For some reason, I get a copy of TechComm: The National Journal of Technology Commercialization.  I was thumbing through it where I read all my physical magazines these days (the bathroom) and came upon an excellent article titled Q: How Smart Was Einstein? A. Really Smart.  As everyone spends the next few days praising Lance Armstrong’s Tour de Force, let’s not forget Einstein’s amazing year – 1905 (er – 100 years ago in case your math is rusty.)

  • March 1905: Creates the quantum theory of light
  • April 1905: Invents new method of counting and determining the size of the atoms or molecules in a given space
  • May 1905: Explains the phenomenon of Brownian motion
  • June 1905: Completes theory of special relativity
  • H2 1905: Extension of special relativity –> E=mc2

All this when he was 26 and working full time as a patent examiner.  I wonder what he could have accomplished if he had access to Microsoft Virtual Earth.

July 24th, 2005     Categories: Innovation    

The Online Machine Shop

I’m at MIT all day at a symposium run by Eric von Hippel on Democratizing Innovation.  It’s a classic “drink from a fire hose” type of day – short (15 minute) descriptions of 40 or so research projects over two days.

Most of what I’m interested in is the research around open source.  However, given that I recently read FAB and have been thinking about a “personal fabrication machine”, I was totally jazzed to hear about eMachineShop – an online machine shop that allows a user to design, price, and order custom machined parts online.

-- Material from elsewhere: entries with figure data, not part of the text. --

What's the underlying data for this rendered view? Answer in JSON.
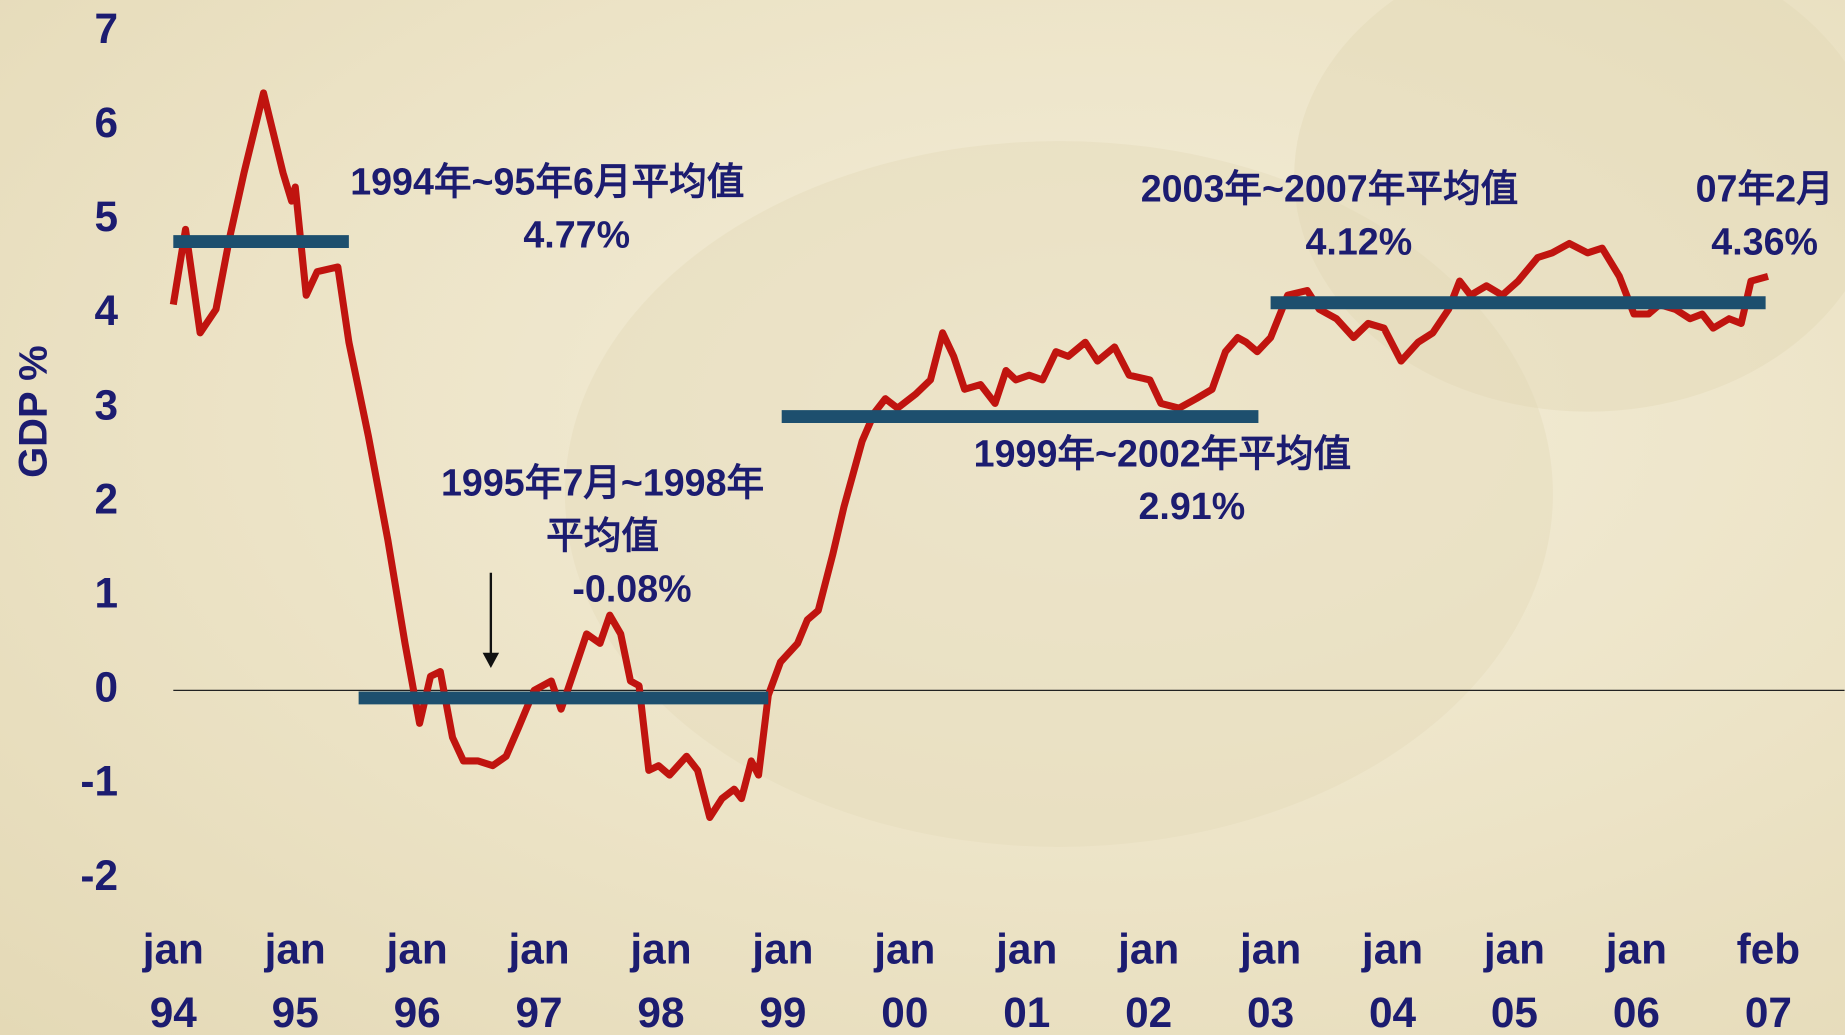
{
  "chart_data": {
    "type": "line",
    "y_label": "GDP %",
    "x": [
      1994.0,
      1994.1,
      1994.22,
      1994.35,
      1994.46,
      1994.58,
      1994.74,
      1994.9,
      1994.97,
      1995.0,
      1995.09,
      1995.18,
      1995.35,
      1995.44,
      1995.6,
      1995.76,
      1995.9,
      1996.02,
      1996.11,
      1996.19,
      1996.29,
      1996.38,
      1996.5,
      1996.62,
      1996.73,
      1996.83,
      1996.96,
      1997.1,
      1997.18,
      1997.26,
      1997.39,
      1997.5,
      1997.58,
      1997.67,
      1997.75,
      1997.82,
      1997.9,
      1997.98,
      1998.07,
      1998.21,
      1998.3,
      1998.4,
      1998.5,
      1998.6,
      1998.66,
      1998.74,
      1998.8,
      1998.88,
      1998.98,
      1999.12,
      1999.2,
      1999.29,
      1999.41,
      1999.5,
      1999.65,
      1999.75,
      1999.84,
      1999.94,
      2000.09,
      2000.21,
      2000.31,
      2000.4,
      2000.49,
      2000.62,
      2000.74,
      2000.83,
      2000.91,
      2001.02,
      2001.13,
      2001.24,
      2001.34,
      2001.48,
      2001.58,
      2001.72,
      2001.84,
      2002.01,
      2002.1,
      2002.25,
      2002.39,
      2002.52,
      2002.63,
      2002.73,
      2002.8,
      2002.89,
      2003.0,
      2003.14,
      2003.3,
      2003.4,
      2003.54,
      2003.68,
      2003.8,
      2003.93,
      2004.07,
      2004.21,
      2004.33,
      2004.46,
      2004.55,
      2004.64,
      2004.77,
      2004.9,
      2005.03,
      2005.19,
      2005.31,
      2005.45,
      2005.6,
      2005.72,
      2005.86,
      2005.98,
      2006.1,
      2006.19,
      2006.32,
      2006.44,
      2006.54,
      2006.63,
      2006.76,
      2006.86,
      2006.94,
      2007.08
    ],
    "series": [
      {
        "color": "#c0140f",
        "values": [
          4.1,
          4.9,
          3.8,
          4.05,
          4.8,
          5.5,
          6.35,
          5.5,
          5.2,
          5.35,
          4.2,
          4.45,
          4.5,
          3.7,
          2.7,
          1.6,
          0.5,
          -0.35,
          0.15,
          0.2,
          -0.5,
          -0.75,
          -0.75,
          -0.8,
          -0.7,
          -0.4,
          0.0,
          0.1,
          -0.2,
          0.1,
          0.6,
          0.5,
          0.8,
          0.6,
          0.1,
          0.05,
          -0.85,
          -0.8,
          -0.9,
          -0.7,
          -0.85,
          -1.35,
          -1.15,
          -1.05,
          -1.15,
          -0.75,
          -0.9,
          -0.05,
          0.3,
          0.5,
          0.75,
          0.85,
          1.45,
          1.95,
          2.65,
          2.95,
          3.1,
          3.0,
          3.15,
          3.3,
          3.8,
          3.55,
          3.2,
          3.25,
          3.05,
          3.4,
          3.3,
          3.35,
          3.3,
          3.6,
          3.55,
          3.7,
          3.5,
          3.65,
          3.35,
          3.3,
          3.05,
          3.0,
          3.1,
          3.2,
          3.6,
          3.75,
          3.7,
          3.6,
          3.75,
          4.2,
          4.25,
          4.05,
          3.95,
          3.75,
          3.9,
          3.85,
          3.5,
          3.7,
          3.8,
          4.05,
          4.35,
          4.2,
          4.3,
          4.2,
          4.35,
          4.6,
          4.65,
          4.75,
          4.65,
          4.7,
          4.4,
          4.0,
          4.0,
          4.1,
          4.05,
          3.95,
          4.0,
          3.85,
          3.95,
          3.9,
          4.35,
          4.4
        ]
      }
    ],
    "reference_lines": [
      {
        "label_lines": [
          "1994年~95年6月平均值"
        ],
        "value": 4.77,
        "value_label": "4.77%",
        "x": [
          1994.0,
          1995.44
        ],
        "color": "#1d4f6e"
      },
      {
        "label_lines": [
          "1995年7月~1998年",
          "平均值"
        ],
        "value": -0.08,
        "value_label": "-0.08%",
        "x": [
          1995.52,
          1998.88
        ],
        "color": "#1d4f6e"
      },
      {
        "label_lines": [
          "1999年~2002年平均值"
        ],
        "value": 2.91,
        "value_label": "2.91%",
        "x": [
          1998.99,
          2002.9
        ],
        "color": "#1d4f6e"
      },
      {
        "label_lines": [
          "2003年~2007年平均值"
        ],
        "value": 4.12,
        "value_label": "4.12%",
        "x": [
          2003.0,
          2007.06
        ],
        "color": "#1d4f6e"
      }
    ],
    "annotation": {
      "lines": [
        "07年2月",
        "4.36%"
      ]
    },
    "xlim": [
      1994,
      2007.1
    ],
    "xticks": [
      {
        "value": 1994,
        "label": "jan 94"
      },
      {
        "value": 1995,
        "label": "jan 95"
      },
      {
        "value": 1996,
        "label": "jan 96"
      },
      {
        "value": 1997,
        "label": "jan 97"
      },
      {
        "value": 1998,
        "label": "jan 98"
      },
      {
        "value": 1999,
        "label": "jan 99"
      },
      {
        "value": 2000,
        "label": "jan 00"
      },
      {
        "value": 2001,
        "label": "jan 01"
      },
      {
        "value": 2002,
        "label": "jan 02"
      },
      {
        "value": 2003,
        "label": "jan 03"
      },
      {
        "value": 2004,
        "label": "jan 04"
      },
      {
        "value": 2005,
        "label": "jan 05"
      },
      {
        "value": 2006,
        "label": "jan 06"
      },
      {
        "value": 2007.083,
        "label": "feb 07"
      }
    ],
    "ylim": [
      -2,
      7
    ],
    "yticks": [
      -2,
      -1,
      0,
      1,
      2,
      3,
      4,
      5,
      6,
      7
    ],
    "zero_line": true
  }
}
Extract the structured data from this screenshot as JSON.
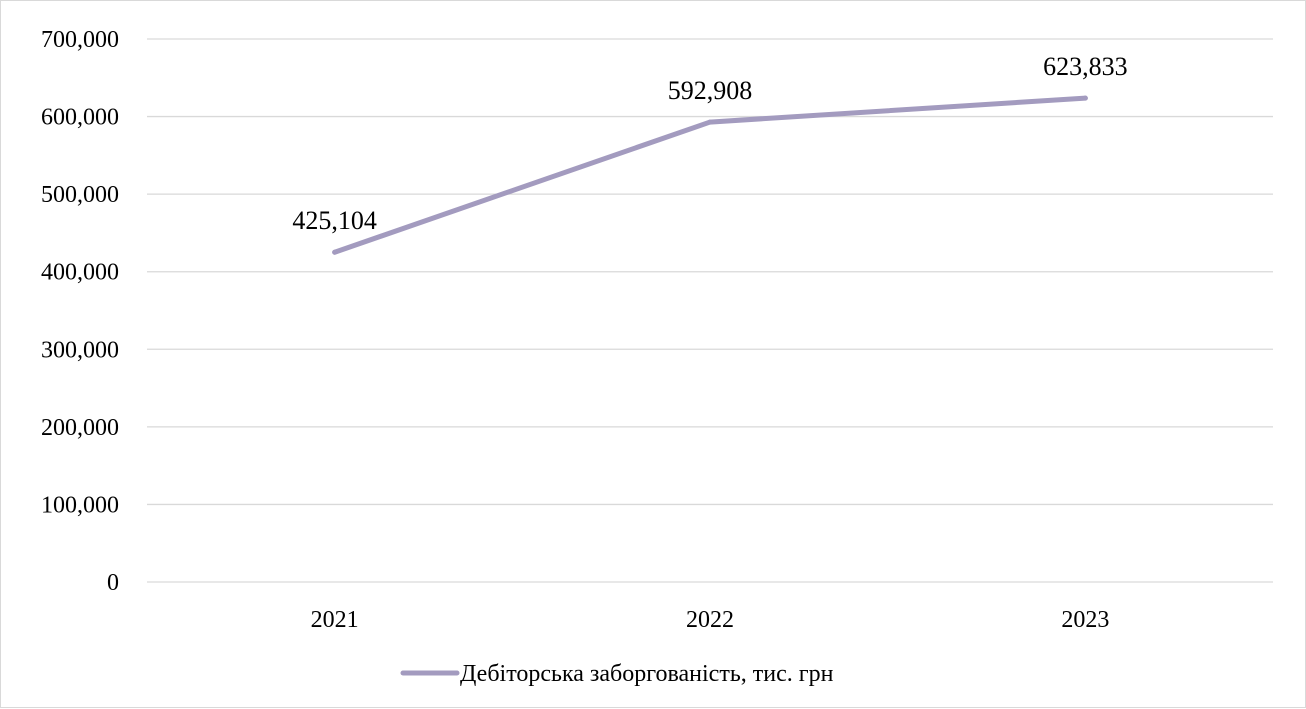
{
  "chart_data": {
    "type": "line",
    "title": "",
    "xlabel": "",
    "ylabel": "",
    "categories": [
      "2021",
      "2022",
      "2023"
    ],
    "series": [
      {
        "name": "Дебіторська заборгованість, тис. грн",
        "values": [
          425104,
          592908,
          623833
        ],
        "value_labels": [
          "425,104",
          "592,908",
          "623,833"
        ],
        "color": "#a39bbf"
      }
    ],
    "ylim": [
      0,
      700000
    ],
    "yticks": [
      0,
      100000,
      200000,
      300000,
      400000,
      500000,
      600000,
      700000
    ],
    "ytick_labels": [
      "0",
      "100,000",
      "200,000",
      "300,000",
      "400,000",
      "500,000",
      "600,000",
      "700,000"
    ],
    "grid": true,
    "legend": "bottom",
    "gridline_color": "#d9d9d9"
  }
}
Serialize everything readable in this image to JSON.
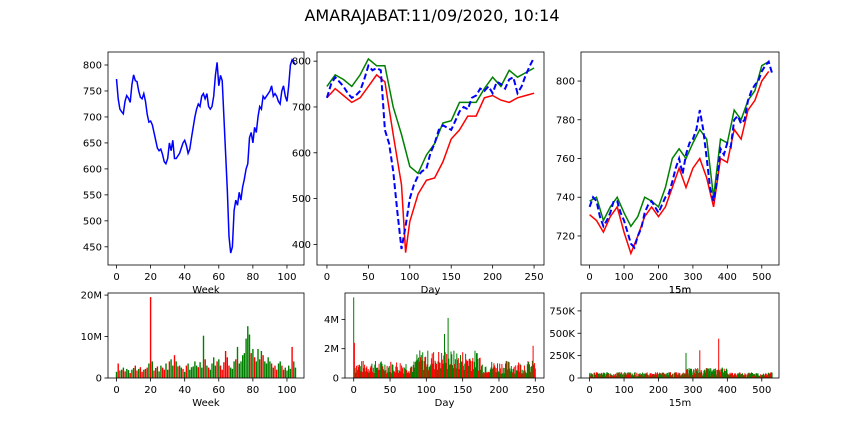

The company’s tag line is “Why waste time traveling, calling, faxing or emailing to conventional machine shops – and waiting days for quotations? Reduce your total time up to 90%! Open doors to new products and projects, to inventing new things, to reducing the cost of parts and more.  Quantity 1 to 1,000,000.”

The examples are great.  Pricing is straightforward and easy to deal with.  And – for people like me that barely know how to use a stapler (unless it’s a virtual one) – this is a brilliant example of the shift from physical to virtual, enabling me to create stuff using software that I’d previously never have a chance of even thinking about playing around with.